The new updates will also change scheduling behavior and readahead behavior of the process which should further improve things.

Slightly tangentially, in my case opening Steam itself doesn’t cause the Resource-devouring-Fossilize processes. In my case, it is only when I launch Borderlands 3, and it only happens roughly 60% of the time, and about half of those times, it takes over my system such that it’s nigh impossible to escape/cancel/skip/shut-down.

In the attached screenshot, you can see that Fossilize processes haven’t entirely taken over my system, this time, but close. I can also confirm that hitting the skip button forces the entire procedure to run in the background, thus rendering the game unplayable for … well sometimes it seems permanent until an entire system reboot.
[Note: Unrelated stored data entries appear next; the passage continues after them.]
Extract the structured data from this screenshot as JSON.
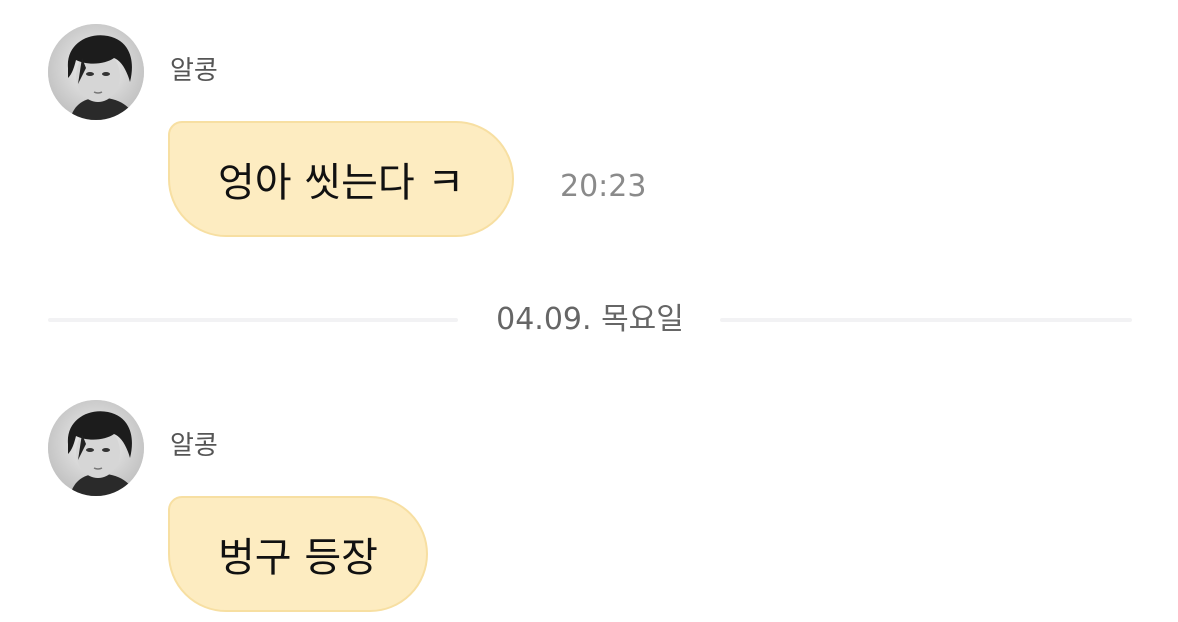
{
  "messages": [
    {
      "sender": "알콩",
      "text": "엉아 씻는다 ㅋ",
      "time": "20:23",
      "avatar_icon": "profile-photo"
    },
    {
      "sender": "알콩",
      "text": "벙구 등장",
      "time": "",
      "avatar_icon": "profile-photo"
    }
  ],
  "date_divider": {
    "label": "04.09. 목요일"
  },
  "colors": {
    "bubble_bg": "#fdecc1",
    "bubble_border": "#f7dfa2",
    "time_text": "#8a8a8a",
    "divider_line": "#f2f2f4"
  }
}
Screenshot from 2020-08-31 21-38-46

Disable vulcan in dota2. ` cd <steamdir>/steamapps/shadercache

find . -type f -print0 | xargs -0 rm `

https://www.reddit.com/r/DotA2/comments/c199kv/dota_2_crashes_on_launch_on_linux_with_shader/erc9r8t?utm_source=share&utm_medium=web2x&context=3

helps me.

Having the same problem too with Path of Exile. I started to skip the processing of shaders before the game launched because it was taking me 2-3 hours to finish (I wanted to play), and I think after that the game started to crash at least once per game session. Now I realize it may have been from lack of RAM, since today I looked at it I had my 16GB full + half of my swap. Needless to say, my computer froze. I don’t remember that happening before I started to skip the shaders processing, but I don’t have the time to test it today. My computer specs:

Arch Linux
Kernel version: 5.7.12-arch1-1
CPU: i5-7500
RAM: 16GB
GPU: Nvidia GTX 1050 Ti

It seems most people in this thread are using mesa, but the problem seems to be the same with Nvidia OpenGL. The version I’m currently running:

OpenGL core profile version string: 4.6.0 NVIDIA 450.57

Fossilize processes don’t terminate even after I close Steam and Path of Exile unless I do it manually. If PoE was crashing due lack of memory, well… that’s rough.

@Samega7Cattac it’s not a bug, just a really bad overlooked flaw. It should most definitely not render the computer unusable just to get a 5% faster compilation time from using 12 instead of 11 threads. I tend to want to use my computer during this processing step.

I’m having the same issue but for seemingly completely different reasons. Ram-wise I’m fine, but the processing step maxes out all my 12 threads, not leaving one for other tasks.

This feels like a terrible idea for something that can kick in in the background automatically after game updates…

OS: Void Linux
Kernel: 5.7.13_1
CPU: Ryzen 5 2600X
RAM: 16GB

Maybe this should be a separate issue?